Nur der Wiederaufbau der Mauer könnte ein ähnliches Interesse der Weltöffentlichkeit hervorrufen wie ihr Fall. Kamerateams und Auslandskorrespondenten aus aller Welt waren im November 1989 versammelt, um das Ereignis live in die Wohnzimmer zu übertragen. Fünf Jahre später sind die in Berlin ansässigen Auslandskorrespondenten uneinig darüber, ob es aus der „normal“ gewordenen Stadt noch Interessantes zu berichten gibt. Die einen sehen Berlin als „Brücke zum Osten“ und Brennpunkt Europas, für die anderen gleicht die Stadt nur noch einer „Pflanze im Winter“, die auf ihre Blüte hofft.
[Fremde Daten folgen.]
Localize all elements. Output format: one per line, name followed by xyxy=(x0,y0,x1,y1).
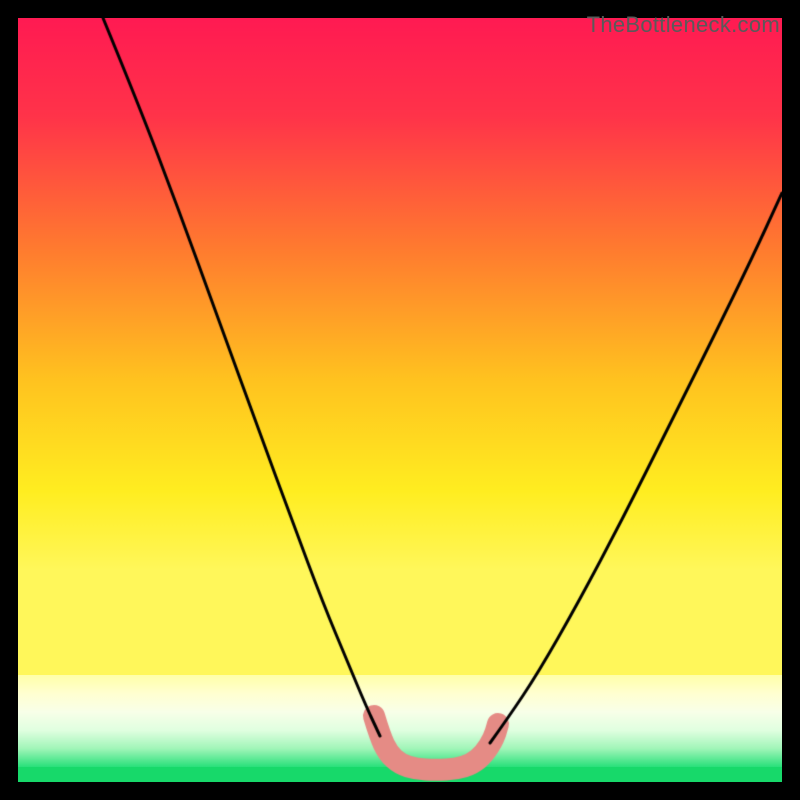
watermark-text: TheBottleneck.com xyxy=(587,12,780,38)
curve-canvas xyxy=(18,18,782,782)
chart-frame: TheBottleneck.com xyxy=(0,0,800,800)
plot-area xyxy=(18,18,782,782)
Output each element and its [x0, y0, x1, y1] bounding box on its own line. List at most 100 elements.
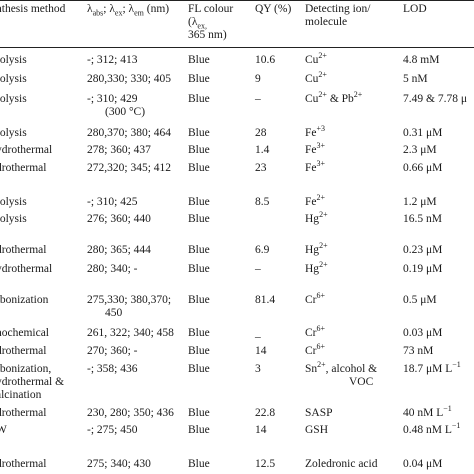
cell-lod: 16.5 nM	[403, 213, 442, 226]
cell-qy: –	[255, 263, 261, 275]
wavelength-line: 280,330; 330; 405	[87, 73, 172, 85]
cell-fl-colour: Blue	[188, 294, 210, 306]
analyte-base: Hg	[305, 244, 320, 256]
header-rule	[0, 47, 474, 48]
cell-lod: 4.8 mM	[403, 54, 439, 67]
cell-synthesis-method: W	[0, 424, 7, 437]
cell-detecting: Hg2+	[305, 260, 328, 276]
analyte-base: Cu	[305, 73, 319, 85]
cell-lod: 2.3 μM	[403, 144, 437, 157]
cell-fl-colour: Blue	[188, 196, 210, 208]
cell-lod: 0.23 μM	[403, 244, 442, 257]
method-line: rolysis	[0, 73, 27, 85]
analyte-charge: 2+	[318, 90, 327, 100]
method-line: rolysis	[0, 54, 27, 66]
cell-synthesis-method: rolysis	[0, 54, 27, 67]
analyte-base: Fe	[305, 144, 317, 156]
wavelength-line: 278; 360; 437	[87, 144, 151, 156]
header-detecting: Detecting ion/ molecule	[305, 3, 371, 28]
cell-synthesis-method: rolysis	[0, 196, 27, 209]
cell-qy: 22.8	[255, 407, 276, 419]
cell-fl-colour: Blue	[188, 93, 210, 105]
cell-qy: 8.5	[255, 196, 270, 208]
cell-wavelengths: -; 358; 436	[87, 363, 137, 376]
wavelength-line: -; 358; 436	[87, 363, 138, 375]
analyte-base: Fe	[305, 127, 317, 139]
analyte-base: Zoledronic acid	[305, 458, 378, 470]
analyte-base: SASP	[305, 407, 333, 419]
header-fl-colour: FL colour (λex, 365 nm)	[188, 3, 234, 41]
lod-value: 0.31 μM	[403, 127, 443, 139]
analyte-base: Cr	[305, 345, 317, 357]
cell-detecting: SASP	[305, 407, 333, 420]
lod-value: 73 nM	[403, 345, 434, 357]
lod-value: 7.49 & 7.78 μ	[403, 93, 467, 105]
cell-lod: 0.03 μM	[403, 327, 442, 340]
analyte-line2: VOC	[349, 376, 374, 388]
wavelength-line: -; 312; 413	[87, 54, 138, 66]
cell-detecting: Cr6+	[305, 342, 326, 358]
lod-value: 0.66 μM	[403, 162, 443, 174]
method-line: rolysis	[0, 93, 27, 105]
cell-synthesis-method: nochemical	[0, 327, 49, 340]
cell-qy: –	[255, 93, 261, 105]
cell-qy: _	[255, 327, 261, 339]
cell-lod: 0.48 nM L−1	[403, 422, 460, 437]
cell-wavelengths: 270; 360; -	[87, 345, 137, 358]
method-line: rolysis	[0, 196, 27, 208]
lod-value: 1.2 μM	[403, 196, 437, 208]
cell-detecting: Fe3+	[305, 160, 325, 175]
analyte-base: Cu	[305, 54, 319, 66]
cell-wavelengths: -; 310; 429 (300 °C)	[87, 93, 145, 119]
cell-synthesis-method: drothermal	[0, 162, 46, 175]
wavelength-line: -; 275; 450	[87, 424, 138, 436]
cell-qy: 14	[255, 345, 267, 357]
analyte-charge: 6+	[316, 342, 326, 352]
cell-detecting: Cu2+ & Pb2+	[305, 90, 362, 106]
cell-detecting: Hg2+	[305, 242, 328, 257]
method-line: drothermal	[0, 407, 47, 419]
method-line: W	[0, 424, 7, 436]
cell-wavelengths: 280; 365; 444	[87, 244, 151, 257]
analyte-charge: 2+	[318, 70, 327, 80]
method-line: rbonization	[0, 294, 49, 306]
lod-value: 0.48 nM L	[403, 424, 452, 436]
wavelength-line: 272,320; 345; 412	[87, 162, 172, 174]
wavelength-line: 270; 360; -	[87, 345, 138, 357]
lod-value: 0.5 μM	[403, 294, 437, 306]
analyte-base: GSH	[305, 424, 329, 436]
lod-value: 0.23 μM	[403, 244, 443, 256]
cell-synthesis-method: rbonization, ydrothermal & alcination	[0, 363, 64, 402]
lod-unit-exponent: −1	[443, 404, 452, 414]
cell-qy: 81.4	[255, 294, 276, 306]
cell-synthesis-method: drothermal	[0, 407, 46, 420]
cell-synthesis-method: drothermal	[0, 244, 46, 257]
cell-qy: 10.6	[255, 54, 276, 66]
method-line: ydrothermal	[0, 263, 53, 275]
cell-lod: 0.04 μM	[403, 458, 442, 471]
cell-lod: 73 nM	[403, 345, 433, 358]
cell-lod: 18.7 μM L−1	[403, 360, 461, 376]
cell-lod: 40 nM L−1	[403, 404, 452, 420]
lod-value: 0.04 μM	[403, 458, 443, 470]
lod-value: 0.03 μM	[403, 327, 443, 339]
cell-fl-colour: Blue	[188, 144, 210, 156]
cell-wavelengths: -; 310; 425	[87, 196, 137, 209]
wavelength-line: 275; 340; 430	[87, 458, 151, 470]
cell-wavelengths: -; 275; 450	[87, 424, 137, 437]
method-line: nochemical	[0, 327, 50, 339]
cell-synthesis-method: rolysis	[0, 213, 27, 226]
wavelength-line: 261, 322; 340; 458	[87, 327, 174, 339]
analyte-charge: 2+	[319, 260, 328, 270]
cell-qy: 1.4	[255, 144, 270, 156]
cell-lod: 1.2 μM	[403, 196, 437, 209]
method-line: rbonization,	[0, 363, 52, 375]
analyte-base: Hg	[305, 263, 320, 275]
lod-unit-exponent: −1	[452, 360, 461, 370]
cell-qy: 23	[255, 162, 267, 174]
cell-wavelengths: 275,330; 380,370; 450	[87, 294, 171, 320]
table-top-rule	[0, 0, 474, 1]
cell-qy: 28	[255, 127, 267, 139]
method-line: rolysis	[0, 127, 27, 139]
cell-wavelengths: 278; 360; 437	[87, 144, 151, 157]
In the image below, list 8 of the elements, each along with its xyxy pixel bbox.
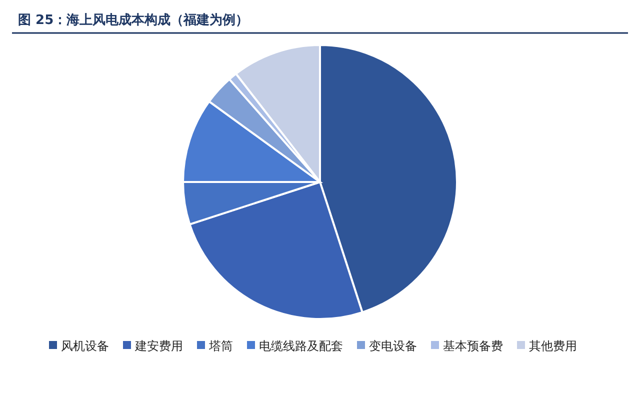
legend-label: 建安费用 bbox=[134, 339, 183, 353]
chart-title: 图 25：海上风电成本构成（福建为例） bbox=[18, 12, 249, 28]
legend-label: 风机设备 bbox=[61, 339, 109, 353]
legend-label: 变电设备 bbox=[369, 339, 417, 353]
legend-label: 电缆线路及配套 bbox=[259, 339, 343, 353]
legend-label: 基本预备费 bbox=[443, 339, 503, 353]
legend-label: 其他费用 bbox=[529, 339, 577, 353]
legend-label: 塔筒 bbox=[208, 339, 233, 353]
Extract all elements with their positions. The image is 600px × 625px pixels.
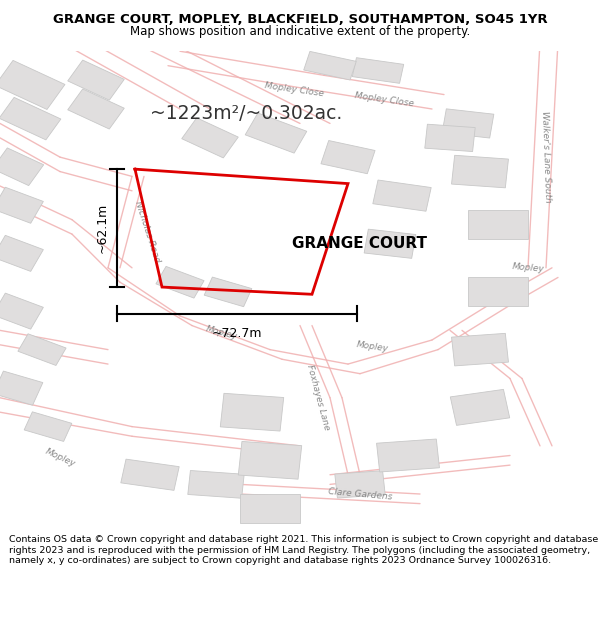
Polygon shape bbox=[182, 118, 238, 158]
Text: GRANGE COURT, MOPLEY, BLACKFIELD, SOUTHAMPTON, SO45 1YR: GRANGE COURT, MOPLEY, BLACKFIELD, SOUTHA… bbox=[53, 12, 547, 26]
Polygon shape bbox=[121, 459, 179, 491]
Polygon shape bbox=[0, 61, 65, 109]
Polygon shape bbox=[442, 109, 494, 138]
Polygon shape bbox=[452, 333, 508, 366]
Polygon shape bbox=[68, 89, 124, 129]
Polygon shape bbox=[425, 124, 475, 151]
Polygon shape bbox=[156, 266, 204, 298]
Text: ~72.7m: ~72.7m bbox=[212, 328, 262, 340]
Polygon shape bbox=[18, 334, 66, 366]
Polygon shape bbox=[468, 278, 528, 306]
Polygon shape bbox=[450, 389, 510, 426]
Text: ~1223m²/~0.302ac.: ~1223m²/~0.302ac. bbox=[150, 104, 342, 123]
Polygon shape bbox=[188, 471, 244, 498]
Polygon shape bbox=[0, 371, 43, 405]
Polygon shape bbox=[238, 441, 302, 479]
Text: Mopley Close: Mopley Close bbox=[354, 91, 414, 108]
Text: GRANGE COURT: GRANGE COURT bbox=[293, 236, 427, 251]
Polygon shape bbox=[352, 58, 404, 83]
Polygon shape bbox=[0, 293, 43, 329]
Polygon shape bbox=[0, 188, 43, 223]
Polygon shape bbox=[452, 155, 508, 188]
Polygon shape bbox=[220, 393, 284, 431]
Polygon shape bbox=[321, 141, 375, 174]
Text: Contains OS data © Crown copyright and database right 2021. This information is : Contains OS data © Crown copyright and d… bbox=[9, 535, 598, 565]
Text: Mopley: Mopley bbox=[43, 447, 77, 469]
Text: ~62.1m: ~62.1m bbox=[95, 203, 109, 253]
Polygon shape bbox=[68, 60, 124, 100]
Text: Foxhayes Lane: Foxhayes Lane bbox=[305, 364, 331, 431]
Text: Mopley: Mopley bbox=[355, 341, 389, 354]
Polygon shape bbox=[304, 51, 356, 80]
Polygon shape bbox=[204, 277, 252, 307]
Text: Nicholas Road: Nicholas Road bbox=[133, 200, 161, 264]
Polygon shape bbox=[0, 148, 44, 186]
Polygon shape bbox=[335, 471, 385, 498]
Polygon shape bbox=[245, 113, 307, 153]
Polygon shape bbox=[0, 236, 43, 271]
Text: Walker's Lane South: Walker's Lane South bbox=[540, 111, 552, 203]
Polygon shape bbox=[468, 210, 528, 239]
Text: Clare Gardens: Clare Gardens bbox=[328, 487, 392, 501]
Text: Mopley: Mopley bbox=[511, 262, 545, 274]
Polygon shape bbox=[373, 180, 431, 211]
Polygon shape bbox=[0, 98, 61, 140]
Polygon shape bbox=[377, 439, 439, 472]
Text: Mopley: Mopley bbox=[205, 324, 239, 341]
Text: Map shows position and indicative extent of the property.: Map shows position and indicative extent… bbox=[130, 26, 470, 39]
Text: Mopley Close: Mopley Close bbox=[264, 81, 324, 98]
Polygon shape bbox=[240, 494, 300, 523]
Polygon shape bbox=[364, 229, 416, 258]
Polygon shape bbox=[24, 412, 72, 441]
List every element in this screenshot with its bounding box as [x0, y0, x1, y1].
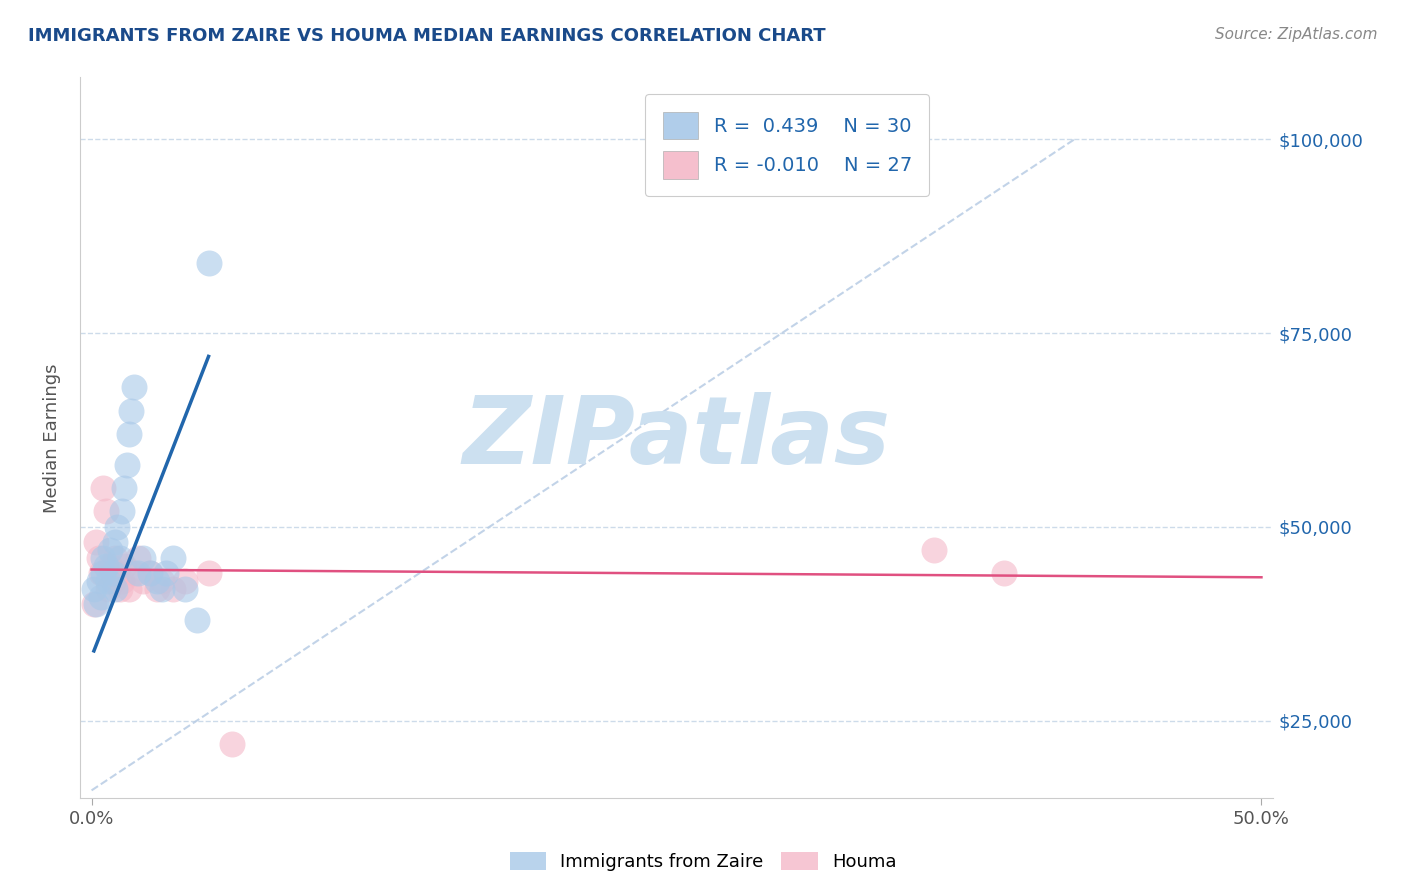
Point [155, 566, 177, 581]
Point [97, 582, 120, 596]
Point [87, 574, 110, 589]
Point [101, 566, 124, 581]
Point [922, 543, 945, 558]
Point [186, 613, 208, 627]
Point [132, 550, 155, 565]
Point [221, 737, 243, 751]
Point [87, 550, 110, 565]
Point [101, 574, 124, 589]
Point [139, 566, 162, 581]
Point [118, 582, 141, 596]
Text: IMMIGRANTS FROM ZAIRE VS HOUMA MEDIAN EARNINGS CORRELATION CHART: IMMIGRANTS FROM ZAIRE VS HOUMA MEDIAN EA… [28, 27, 825, 45]
Point [84, 535, 107, 549]
Point [174, 582, 197, 596]
Point [98, 558, 121, 573]
Point [197, 256, 219, 270]
Point [122, 380, 145, 394]
Point [150, 574, 173, 589]
Point [91, 550, 114, 565]
Point [146, 582, 169, 596]
Text: ZIPatlas: ZIPatlas [463, 392, 890, 483]
Point [118, 426, 141, 441]
Point [120, 403, 142, 417]
Point [108, 550, 131, 565]
Point [90, 590, 112, 604]
Point [94, 558, 117, 573]
Point [993, 566, 1015, 581]
Point [127, 550, 149, 565]
Point [90, 566, 112, 581]
Point [91, 566, 114, 581]
Legend: Immigrants from Zaire, Houma: Immigrants from Zaire, Houma [502, 845, 904, 879]
Point [112, 558, 135, 573]
Point [108, 582, 131, 596]
Legend: R =  0.439    N = 30, R = -0.010    N = 27: R = 0.439 N = 30, R = -0.010 N = 27 [645, 95, 929, 196]
Point [174, 574, 197, 589]
Point [150, 582, 173, 596]
Point [105, 566, 128, 581]
Point [127, 566, 149, 581]
Point [132, 574, 155, 589]
Text: Source: ZipAtlas.com: Source: ZipAtlas.com [1215, 27, 1378, 42]
Point [104, 550, 127, 565]
Point [83, 582, 105, 596]
Point [98, 543, 121, 558]
Point [104, 535, 127, 549]
Point [91, 481, 114, 495]
Point [104, 582, 127, 596]
Point [111, 574, 134, 589]
Point [146, 574, 169, 589]
Point [115, 458, 138, 472]
Point [105, 520, 128, 534]
Point [83, 598, 105, 612]
Point [112, 481, 135, 495]
Point [111, 504, 134, 518]
Point [94, 504, 117, 518]
Point [84, 598, 107, 612]
Point [197, 566, 219, 581]
Point [139, 566, 162, 581]
Y-axis label: Median Earnings: Median Earnings [44, 363, 60, 513]
Point [162, 582, 184, 596]
Point [162, 550, 184, 565]
Point [97, 574, 120, 589]
Point [122, 566, 145, 581]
Von den rund 700 in der Bundesrepublik akkreditierten Auslandskorrespondenten ist immerhin ein gutes Drittel in Berlin ansässig. Nur in Bonn ist es ein gutes Dutzend mehr. Korrespondenten aus 43 Ländern sind im „Verein der Ausländischen Presse zu Berlin“ organisiert, dies ist die höchste Mitgliederzahl in seiner fast 90jährigen Geschichte. „Der VAP bietet Pressekonferenzen und Veranstaltungen an“, beschreibt eine Mitarbeiterin die Arbeit des Vereins. Alle zwei Wochen treffen sich die Mitglieder zum Stammtisch.

Das dort am häufigsten diskutierte Thema ist gerade unter den von Bonn nach Berlin gewechselten Auslandskorrespondenten der Regierungsumzug. Da sich dieser aber hinauszögert und Berlin weder Mauer noch Kalten Krieg zu bieten hat, bereuen einige den schnellen Wechsel an die Spree. „Diese Stadt hat zwar eine einzigartige Atmosphäre, aber als Nachrichtenzentrum ist sie langweilig geworden“, meint William Waack, Chefkorrespondent eines großen brasilianischen Nachrichtenmagazins. John Holland, seit 1989 Berliner Korrespondent der US-amerikanischen Radiostation CBS, attestiert der Stadt eine „stabil flache Nachrichtenlandschaft“.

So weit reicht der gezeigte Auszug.